YORUM | YUSUF ÜNAL
Altındağ, öğrencilik yıllarımda yolumun sık düştüğü Ankara’nın merkez ilçelerinden biri. İçerisinde Siteler’in, Altınpark’ın, Hasköy’ün, Yeşilöz’ün, Hüseyin Gazi’nin, Çinçin’in bulunduğu bir yer. Hacı Bayram Veli’nin müritleriyle beraber tarlalarını ekip biçtiği, gelene geçene sofra kurduğu köyü Solfasol da orada.
O mel’un 15 Temmuz tiyatrosundan sonra kader beni adeta Altındağ’ın içlerine çekmişti. Bir yandan rejimin polislerinden sinerken öbür yandan Altındağ’ın sokaklarında, cami önlerinde, pazar kıyılarında nohut, mercimek, pirinç, fasulye satmaya çalışıyordum. Yıl 2016’ydı daha. Önüm karanlık, zifiri karanlıktı. Ne yapacağımı hiç bilmiyordum. Gündüzleri ailemin rızkını bu şekilde temin etmeye çalışırken geceleri evime gidemiyor, yine Altındağ’da sığındığım bir gecekonduda tek başıma saklanıyordum. Gramofonda değilse bile cep telefonumda Ahmet Kaya penceresiz kaldığını söylüyordu annesine, uçurtmasının tellere takıldığını…

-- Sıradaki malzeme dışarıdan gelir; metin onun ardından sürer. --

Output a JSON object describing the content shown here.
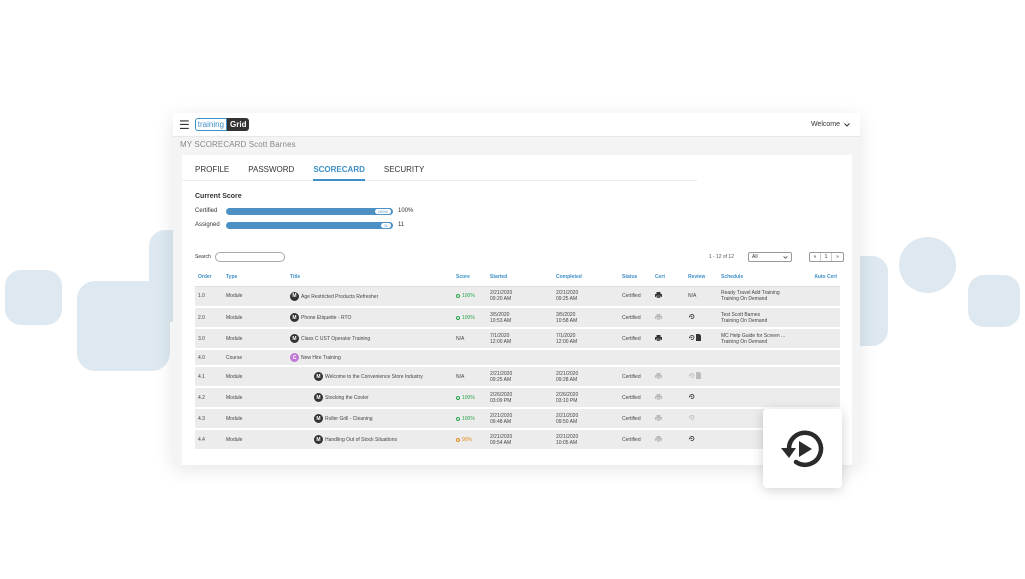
{
  "app": {
    "logo_left": "training",
    "logo_right": "Grid",
    "welcome": "Welcome",
    "page_heading": "MY SCORECARD Scott Barnes"
  },
  "tabs": [
    "PROFILE",
    "PASSWORD",
    "SCORECARD",
    "SECURITY"
  ],
  "active_tab": "SCORECARD",
  "score": {
    "title": "Current Score",
    "certified_label": "Certified",
    "certified_bar_text": "100%",
    "certified_value": "100%",
    "certified_fraction": 1.0,
    "assigned_label": "Assigned",
    "assigned_bar_text": "11",
    "assigned_value": "11",
    "assigned_fraction": 1.0
  },
  "toolbar": {
    "search_label": "Search",
    "page_count": "1 - 12 of 12",
    "filter_value": "All",
    "pager_prev": "«",
    "pager_page": "1",
    "pager_next": "»"
  },
  "table": {
    "headers": [
      "Order",
      "Type",
      "Title",
      "Score",
      "Started",
      "Completed",
      "Status",
      "Cert",
      "Review",
      "Schedule",
      "Auto Cert"
    ],
    "rows": [
      {
        "order": "1.0",
        "type": "Module",
        "badge": "M",
        "title": "Age Restricted Products Refresher",
        "score": "100%",
        "score_kind": "good",
        "started1": "2/21/2020",
        "started2": "09:20 AM",
        "completed1": "2/21/2020",
        "completed2": "09:25 AM",
        "status": "Certified",
        "review": "N/A",
        "schedule1": "Ready Travel Add Training",
        "schedule2": "Training On Demand"
      },
      {
        "order": "2.0",
        "type": "Module",
        "badge": "M",
        "title": "Phone Etiquette - RTO",
        "score": "100%",
        "score_kind": "good",
        "started1": "3/5/2020",
        "started2": "10:53 AM",
        "completed1": "3/5/2020",
        "completed2": "10:58 AM",
        "status": "Certified",
        "review": "",
        "schedule1": "Test Scott Barnes",
        "schedule2": "Training On Demand"
      },
      {
        "order": "3.0",
        "type": "Module",
        "badge": "M",
        "title": "Class C UST Operator Training",
        "score": "N/A",
        "score_kind": "na",
        "started1": "7/1/2020",
        "started2": "12:00 AM",
        "completed1": "7/1/2020",
        "completed2": "12:00 AM",
        "status": "Certified",
        "review": "",
        "schedule1": "MC Help Guide for Screen ...",
        "schedule2": "Training On Demand"
      },
      {
        "order": "4.0",
        "type": "Course",
        "badge": "C",
        "title": "New Hire Training",
        "score": "",
        "score_kind": "",
        "started1": "",
        "started2": "",
        "completed1": "",
        "completed2": "",
        "status": "",
        "review": "",
        "schedule1": "",
        "schedule2": ""
      },
      {
        "order": "4.1",
        "type": "Module",
        "badge": "M",
        "title": "Welcome to the Convenience Store Industry",
        "score": "N/A",
        "score_kind": "na",
        "started1": "2/21/2020",
        "started2": "09:25 AM",
        "completed1": "2/21/2020",
        "completed2": "09:28 AM",
        "status": "Certified",
        "review": "",
        "schedule1": "",
        "schedule2": ""
      },
      {
        "order": "4.2",
        "type": "Module",
        "badge": "M",
        "title": "Stocking the Cooler",
        "score": "100%",
        "score_kind": "good",
        "started1": "2/26/2020",
        "started2": "03:09 PM",
        "completed1": "2/26/2020",
        "completed2": "03:10 PM",
        "status": "Certified",
        "review": "",
        "schedule1": "",
        "schedule2": ""
      },
      {
        "order": "4.3",
        "type": "Module",
        "badge": "M",
        "title": "Roller Grill - Cleaning",
        "score": "100%",
        "score_kind": "good",
        "started1": "2/21/2020",
        "started2": "09:48 AM",
        "completed1": "2/21/2020",
        "completed2": "09:50 AM",
        "status": "Certified",
        "review": "",
        "schedule1": "",
        "schedule2": ""
      },
      {
        "order": "4.4",
        "type": "Module",
        "badge": "M",
        "title": "Handling Out of Stock Situations",
        "score": "90%",
        "score_kind": "warn",
        "started1": "2/21/2020",
        "started2": "09:54 AM",
        "completed1": "2/21/2020",
        "completed2": "10:05 AM",
        "status": "Certified",
        "review": "",
        "schedule1": "",
        "schedule2": ""
      }
    ]
  },
  "icons": {
    "cert": "printer-icon",
    "review": "replay-icon",
    "doc": "document-icon",
    "callout": "replay-play-icon"
  },
  "colors": {
    "accent": "#3d8fc7",
    "bar": "#4d90c4",
    "good": "#2aa44a",
    "warn": "#e48a1c",
    "course_badge": "#c07ad6"
  }
}
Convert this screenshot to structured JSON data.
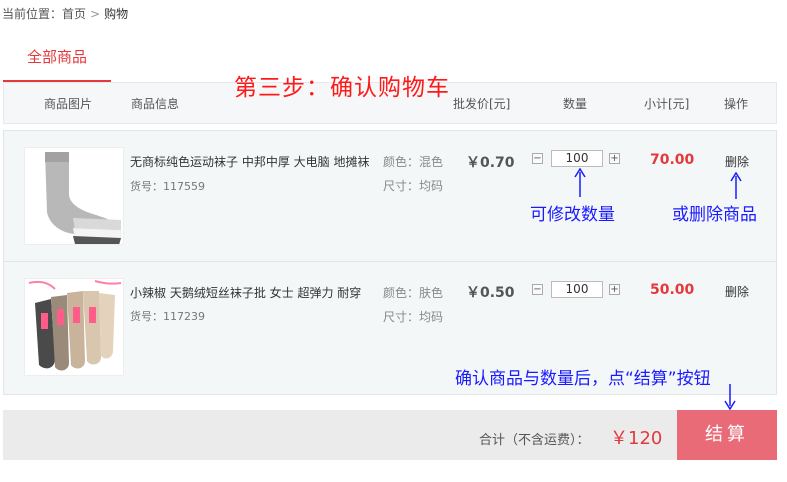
{
  "breadcrumb": {
    "prefix": "当前位置：",
    "home": "首页",
    "separator": ">",
    "current": "购物"
  },
  "tabs": [
    {
      "label": "全部商品"
    }
  ],
  "step_title": "第三步：确认购物车",
  "table_header": {
    "image": "商品图片",
    "info": "商品信息",
    "price": "批发价[元]",
    "quantity": "数量",
    "subtotal": "小计[元]",
    "action": "操作"
  },
  "items": [
    {
      "name": "无商标纯色运动袜子 中邦中厚 大电脑 地摊袜",
      "code": "货号：117559",
      "color": "颜色：混色",
      "size": "尺寸：均码",
      "price": "￥0.70",
      "quantity": "100",
      "subtotal": "70.00",
      "delete": "删除"
    },
    {
      "name": "小辣椒 天鹅绒短丝袜子批 女士 超弹力 耐穿",
      "code": "货号：117239",
      "color": "颜色：肤色",
      "size": "尺寸：均码",
      "price": "￥0.50",
      "quantity": "100",
      "subtotal": "50.00",
      "delete": "删除"
    }
  ],
  "annotations": {
    "quantity_hint": "可修改数量",
    "delete_hint": "或删除商品",
    "checkout_hint": "确认商品与数量后，点“结算”按钮"
  },
  "footer": {
    "total_label": "合计（不含运费）：",
    "total_value": "￥120",
    "checkout_label": "结算"
  },
  "colors": {
    "accent_red": "#e4393c",
    "checkout_bg": "#e96b77",
    "annotation_blue": "#1a1aff",
    "step_red": "#ff1a1a"
  }
}
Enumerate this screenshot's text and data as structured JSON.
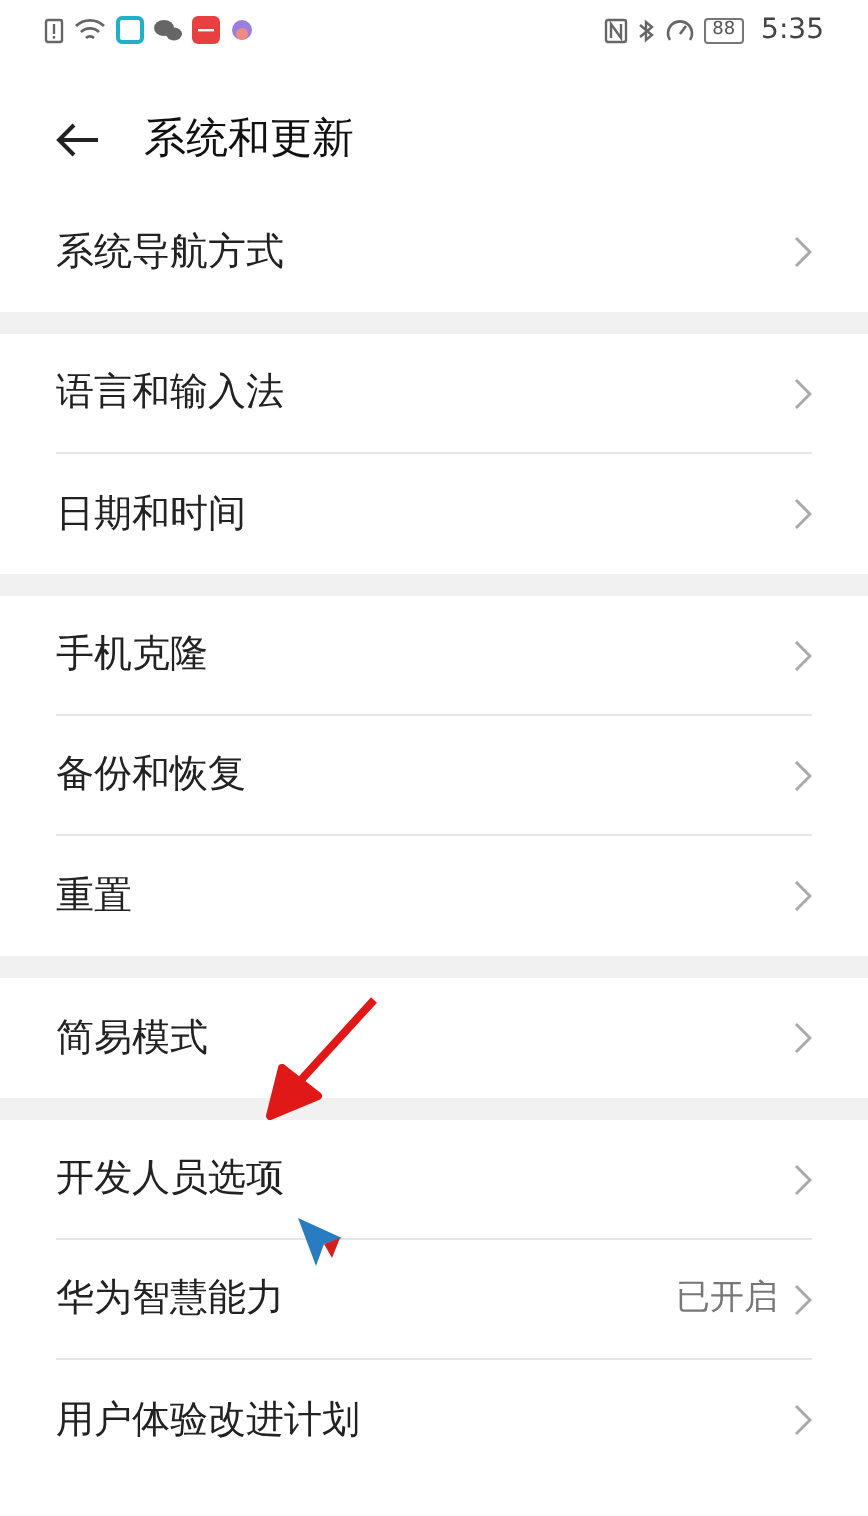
{
  "status_bar": {
    "battery": "88",
    "time": "5:35"
  },
  "header": {
    "title": "系统和更新"
  },
  "groups": [
    {
      "items": [
        {
          "label": "系统导航方式"
        }
      ]
    },
    {
      "items": [
        {
          "label": "语言和输入法"
        },
        {
          "label": "日期和时间"
        }
      ]
    },
    {
      "items": [
        {
          "label": "手机克隆"
        },
        {
          "label": "备份和恢复"
        },
        {
          "label": "重置"
        }
      ]
    },
    {
      "items": [
        {
          "label": "简易模式"
        }
      ]
    },
    {
      "items": [
        {
          "label": "开发人员选项"
        },
        {
          "label": "华为智慧能力",
          "value": "已开启"
        },
        {
          "label": "用户体验改进计划"
        }
      ]
    }
  ]
}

İşte son birkaç gündür ülke gündeminin göbeğine oturan Altındağ, o Altındağ. En zor günlerimde hasbelkader bana sığınak olan Altındağ. Malum, parkta çıkan bir kavgada iki Suriyeli genç, bir Türk gencini bıçaklayarak öldürmüş. Neresinden baksan üzücü, kahredici…
Ancak olaylar orada da kalmamış. Gencin bıçaklandığını haber alan Altındağlılar galeyana gelmiş. Duyumlara göre Ankara’nın başka semtlerinden de kamyonlarla gençler sevk edilmiş olay mahalline. Kalabalık, Suriyelilerin evlerine ve dükkânlarına taşlar, sopalar ve tekbirlerle saldırmış. Görüntüler dehşet verici, izlemişsinizdir. Polisin onlara karşı nasıl pasif davrandığını, ağızlarından tükürükler saçılan kalabalığın nasıl hınçlı olduğunu görmüşsünüzdür.
Ankara Emniyet’i de görmüş olacak ki, olaylarla ilgili 76 kişiyi gözaltına almış. Buraya kadar her şey anlaşılabiliyor ancak buradan sonrası biraz çetrefilli. Emniyet, yakaladığı bu kişilerden 38 tanesinin yağma, kasten yaralama, hırsızlık, uyuşturucu suçundan sabıkalı olduğunu açıkladı. Daha önce böyle bir şey olmuş muydu hatırlamıyorum. Emniyet bu bilgiyi kamuoyuyla niye paylaştı? Bayram değil, seyran değil; nedir bu şeffaflaşma eğilimi? Yaman bir çelişki var ortada.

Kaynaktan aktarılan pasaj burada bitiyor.